In 1929 he was transferred to Enniskillen, pursuing his duties as an income tax man in the Inland Revenue. There he met the sweet and gentle Aileen, whom he married in Belfast in 1932. Not long after, the happy couple moved to London, where Jimmy was to spend the rest of his life. Here he played in the Inland revenue, Metropolitan, and for Middlesex County. It was at this time that he came in close contact with William Winter, and Jimmy was very proud of their long friendship. The pair of them came north in 1939 to play in the Scottish Championship won by Max Pavey, the brilliant Brooklyn player. With their usual bountiful hospitality, the Aberdonians treated us to a magnificent spread in the Palace Hotel on the last night of the congress. Following this, there was an all-night session at the Waverley Hotel, the residence of Gilchrist and Winter. I will never forget that night as long as I live. Many friendships were cemented. Of those taking part in that occasion, Max Pavey, William Winter, James Gilchrist and Robert Combe are no longer with us.

Jimmy retired from the Civil Service on Hogmanay, 1958. Then he really was free to pursue his manifold interests, such as a symposium from his friends on Edgar Allan Poe's dictum in The Murders in the Rue Morgue, that draughts and whist called for more intellectual power than chess.

James Gilchrist will be remembered by posterity for his monumental labours on Lasker and Capablanca (in the latter stages of the Capablanca he was given a lot of assistance by David Hooper): and not least by his pioneering and continued labour in connection with the B.C.F. Grading List, on which work he spent incalculable hours. Among his colleagues on this work, he had great admiration for the intellectual powers of R.W.B. Clarke.

Gilchrist was a manly man, and he could never suffer fools gladly. On the other hand, he would go to great lengths to assist a friend, as I found when he helped me with my research on our only great Scottish chessplayer, Captain Mackenzie. Nothing was too much trouble for him. I shall miss him in many ways, as will a lot of people, perhaps most of all his bosom pals Laurie Alexander and George Fisher.

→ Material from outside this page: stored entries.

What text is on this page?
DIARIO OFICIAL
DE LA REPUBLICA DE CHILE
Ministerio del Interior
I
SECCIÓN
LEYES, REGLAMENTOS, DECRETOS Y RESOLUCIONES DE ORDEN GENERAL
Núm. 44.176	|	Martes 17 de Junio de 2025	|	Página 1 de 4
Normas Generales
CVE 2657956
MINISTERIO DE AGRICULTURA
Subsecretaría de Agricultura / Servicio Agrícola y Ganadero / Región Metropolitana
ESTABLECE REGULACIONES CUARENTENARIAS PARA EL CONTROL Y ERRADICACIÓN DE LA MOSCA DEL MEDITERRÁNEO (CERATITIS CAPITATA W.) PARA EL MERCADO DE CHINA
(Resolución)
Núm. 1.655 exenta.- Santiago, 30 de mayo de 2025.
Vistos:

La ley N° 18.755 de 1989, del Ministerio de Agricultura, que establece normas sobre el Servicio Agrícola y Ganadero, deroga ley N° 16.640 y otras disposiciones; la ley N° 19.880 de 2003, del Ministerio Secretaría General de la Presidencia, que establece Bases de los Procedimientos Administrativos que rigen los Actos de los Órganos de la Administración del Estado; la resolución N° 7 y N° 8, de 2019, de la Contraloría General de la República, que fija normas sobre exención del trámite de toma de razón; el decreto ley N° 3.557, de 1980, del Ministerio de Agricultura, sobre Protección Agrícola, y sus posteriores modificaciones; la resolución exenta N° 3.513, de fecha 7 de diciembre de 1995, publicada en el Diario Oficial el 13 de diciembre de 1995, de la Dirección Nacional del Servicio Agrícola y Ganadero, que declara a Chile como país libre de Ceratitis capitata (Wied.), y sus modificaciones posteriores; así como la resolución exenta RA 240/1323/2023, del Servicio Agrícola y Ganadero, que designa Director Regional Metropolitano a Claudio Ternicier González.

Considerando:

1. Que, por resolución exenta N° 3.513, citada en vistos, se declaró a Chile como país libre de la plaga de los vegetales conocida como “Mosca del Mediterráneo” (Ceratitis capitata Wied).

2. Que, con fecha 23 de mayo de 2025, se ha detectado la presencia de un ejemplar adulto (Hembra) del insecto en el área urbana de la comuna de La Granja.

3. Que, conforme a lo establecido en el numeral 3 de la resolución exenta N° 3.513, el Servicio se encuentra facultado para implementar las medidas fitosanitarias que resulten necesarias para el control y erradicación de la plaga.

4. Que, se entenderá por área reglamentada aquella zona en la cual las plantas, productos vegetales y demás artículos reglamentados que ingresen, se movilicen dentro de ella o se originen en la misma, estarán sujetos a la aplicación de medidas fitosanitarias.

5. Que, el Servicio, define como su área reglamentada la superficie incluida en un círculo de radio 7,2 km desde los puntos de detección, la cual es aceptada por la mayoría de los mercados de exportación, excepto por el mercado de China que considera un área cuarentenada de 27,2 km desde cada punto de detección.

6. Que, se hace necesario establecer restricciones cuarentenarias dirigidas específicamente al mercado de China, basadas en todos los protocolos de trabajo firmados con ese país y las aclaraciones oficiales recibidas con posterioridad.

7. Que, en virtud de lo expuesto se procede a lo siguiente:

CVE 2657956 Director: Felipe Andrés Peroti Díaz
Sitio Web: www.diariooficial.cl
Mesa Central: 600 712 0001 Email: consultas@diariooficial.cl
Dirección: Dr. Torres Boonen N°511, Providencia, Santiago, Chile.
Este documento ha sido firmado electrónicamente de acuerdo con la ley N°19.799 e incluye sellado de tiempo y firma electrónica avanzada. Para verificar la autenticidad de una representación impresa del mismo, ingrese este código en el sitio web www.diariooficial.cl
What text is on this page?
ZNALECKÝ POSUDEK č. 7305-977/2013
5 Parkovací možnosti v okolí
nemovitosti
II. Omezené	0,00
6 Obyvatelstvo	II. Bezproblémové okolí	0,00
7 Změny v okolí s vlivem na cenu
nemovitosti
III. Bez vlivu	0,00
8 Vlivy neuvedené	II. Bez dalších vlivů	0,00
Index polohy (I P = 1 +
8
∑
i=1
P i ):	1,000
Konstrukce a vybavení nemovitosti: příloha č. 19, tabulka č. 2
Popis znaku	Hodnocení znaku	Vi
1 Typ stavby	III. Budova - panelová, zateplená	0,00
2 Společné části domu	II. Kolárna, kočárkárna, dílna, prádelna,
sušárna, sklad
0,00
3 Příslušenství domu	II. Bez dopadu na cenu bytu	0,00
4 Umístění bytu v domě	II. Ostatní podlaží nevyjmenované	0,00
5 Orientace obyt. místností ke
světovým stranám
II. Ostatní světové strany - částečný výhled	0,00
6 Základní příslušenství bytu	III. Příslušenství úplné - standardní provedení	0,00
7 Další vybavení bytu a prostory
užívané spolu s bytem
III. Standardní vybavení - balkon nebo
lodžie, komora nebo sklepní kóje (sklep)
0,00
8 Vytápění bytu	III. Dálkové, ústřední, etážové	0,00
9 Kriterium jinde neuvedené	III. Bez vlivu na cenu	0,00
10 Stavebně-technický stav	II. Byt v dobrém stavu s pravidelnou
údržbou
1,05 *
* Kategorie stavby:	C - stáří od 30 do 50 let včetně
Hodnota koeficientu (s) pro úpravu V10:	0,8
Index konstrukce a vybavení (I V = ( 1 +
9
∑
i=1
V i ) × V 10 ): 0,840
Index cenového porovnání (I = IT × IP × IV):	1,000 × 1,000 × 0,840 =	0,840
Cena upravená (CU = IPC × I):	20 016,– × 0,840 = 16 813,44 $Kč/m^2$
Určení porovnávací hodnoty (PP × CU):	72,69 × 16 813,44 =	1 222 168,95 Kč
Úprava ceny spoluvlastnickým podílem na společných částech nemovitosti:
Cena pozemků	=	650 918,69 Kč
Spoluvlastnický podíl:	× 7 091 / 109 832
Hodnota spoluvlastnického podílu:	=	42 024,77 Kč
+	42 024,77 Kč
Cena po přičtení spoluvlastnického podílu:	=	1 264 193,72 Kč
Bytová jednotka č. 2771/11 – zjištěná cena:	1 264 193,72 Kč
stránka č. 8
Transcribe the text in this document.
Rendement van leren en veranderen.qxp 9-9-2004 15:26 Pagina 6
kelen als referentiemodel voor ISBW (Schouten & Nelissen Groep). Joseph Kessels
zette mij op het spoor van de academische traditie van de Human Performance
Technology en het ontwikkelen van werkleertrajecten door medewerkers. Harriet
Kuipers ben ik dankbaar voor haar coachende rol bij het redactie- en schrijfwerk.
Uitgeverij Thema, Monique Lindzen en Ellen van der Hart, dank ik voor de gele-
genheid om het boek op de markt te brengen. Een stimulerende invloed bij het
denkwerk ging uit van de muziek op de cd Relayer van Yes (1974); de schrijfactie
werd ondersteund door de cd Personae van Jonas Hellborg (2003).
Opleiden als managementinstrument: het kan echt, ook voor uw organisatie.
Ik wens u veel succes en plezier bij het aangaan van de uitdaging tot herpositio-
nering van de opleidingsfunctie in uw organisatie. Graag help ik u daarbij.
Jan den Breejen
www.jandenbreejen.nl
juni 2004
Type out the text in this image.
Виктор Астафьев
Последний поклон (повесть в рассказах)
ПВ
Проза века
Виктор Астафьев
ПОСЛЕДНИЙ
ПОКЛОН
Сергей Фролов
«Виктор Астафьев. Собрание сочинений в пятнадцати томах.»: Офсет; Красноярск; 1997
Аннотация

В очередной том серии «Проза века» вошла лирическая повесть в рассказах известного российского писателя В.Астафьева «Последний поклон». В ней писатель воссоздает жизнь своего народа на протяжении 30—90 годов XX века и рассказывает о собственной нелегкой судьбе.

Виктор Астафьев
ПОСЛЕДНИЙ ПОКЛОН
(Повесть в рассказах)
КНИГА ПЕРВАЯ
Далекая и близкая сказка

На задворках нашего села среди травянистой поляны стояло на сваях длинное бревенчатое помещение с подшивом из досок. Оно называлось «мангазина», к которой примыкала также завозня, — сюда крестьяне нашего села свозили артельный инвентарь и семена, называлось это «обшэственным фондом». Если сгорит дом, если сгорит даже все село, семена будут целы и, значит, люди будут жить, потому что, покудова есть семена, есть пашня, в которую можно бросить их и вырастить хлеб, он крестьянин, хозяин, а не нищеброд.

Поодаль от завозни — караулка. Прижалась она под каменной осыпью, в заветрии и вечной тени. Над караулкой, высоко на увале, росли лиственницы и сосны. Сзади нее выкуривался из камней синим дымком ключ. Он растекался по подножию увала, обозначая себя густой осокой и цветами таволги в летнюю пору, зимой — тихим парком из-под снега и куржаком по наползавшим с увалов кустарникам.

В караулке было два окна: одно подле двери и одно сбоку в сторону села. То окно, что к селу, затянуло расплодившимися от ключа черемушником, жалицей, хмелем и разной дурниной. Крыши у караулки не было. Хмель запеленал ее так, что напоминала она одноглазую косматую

 From the Chess Reader issue of Christmas 1963:
'He was born on 25th April 1894 - as he said, during the Lasker-Steinitz match... He carried a fund of chess lore in his mind. He has been described in 'Chess' as a 'great chess Bohemian' and this may have been so. He was certainly a man high principle with an abhorrence of extravagant publicity. For that reason it was difficult tp persuade him to write a biography of Lasker - a task he was well qualified to do. He feared that the result would be read as a subjective 'Unscientific' statement.

An interesting game by Gilchrist against the 79 year old Mieses.

Mieses - Gilchrist, West London CC Championship 1944, Section 'A': [Notes by William Winter] 1.e4 c5 2.Nc3 Nc6 3.Nge2 g6 4.b3 Mieses is famous for his originality in the openings but this move cannot be good. The queen's fianchetto in conjunction with e4 seems a violation of the principle, and here where Black is already prepared with a counter king's fianchetto is soon results in serious disadvantage. Best is 4. g3 transposing into normal variation. 4...Bg7 5.Bb2 Nf6 6.Nd5 0-0 7.Nxf6+ exf6 8.Ng3 [If 8.c4 to prevent the advance of the hostile QP, Black obtains the advantage by 8...Re8 9.d3 f5 10.Bxg7 Kxg7 11.exf5 Qa5+ 12.Qd2 Nb4 13.Kd1 d5 etc.] 8...d5 9.Be2 dxe4 10.Nxe4 Qe7 11.d3 f5 12.Bxg7 Kxg7 13.Nc3 Nd4 14.0-0 Bd7 15.Re1 Bc6 16.Qd2 Qh4 17.Nd1 f4 18.c3 [18.f3 Nxc2] 18...Nxe2+ [18...Qg5 looks very strong, but White can defend himself at the cost of a pawn by 19.f3 Bxf3 20.Bf1 etc.] 19.Rxe2 f3 20.Re5 Rfe8 Very strong. White was hoping for 20...fxg2 after which 21. Qg5 gets rid of the attack. 21.Rxe8 Rxe8 22.Ne3 f5 22...Re5 threatening 23...Rh5 seems even stronger. 23.Re1 The alternative 23.g3 Qh3 24.Re1 g5 only delays matters for one move. A very smart game by Gilchrist who took excellent advantage of his opponent's irregularities in the opening. 23...f4 24.gxf3 fxe3 25.Rxe3 Qg5+ 26.Kf1 Bxf3 White resigned.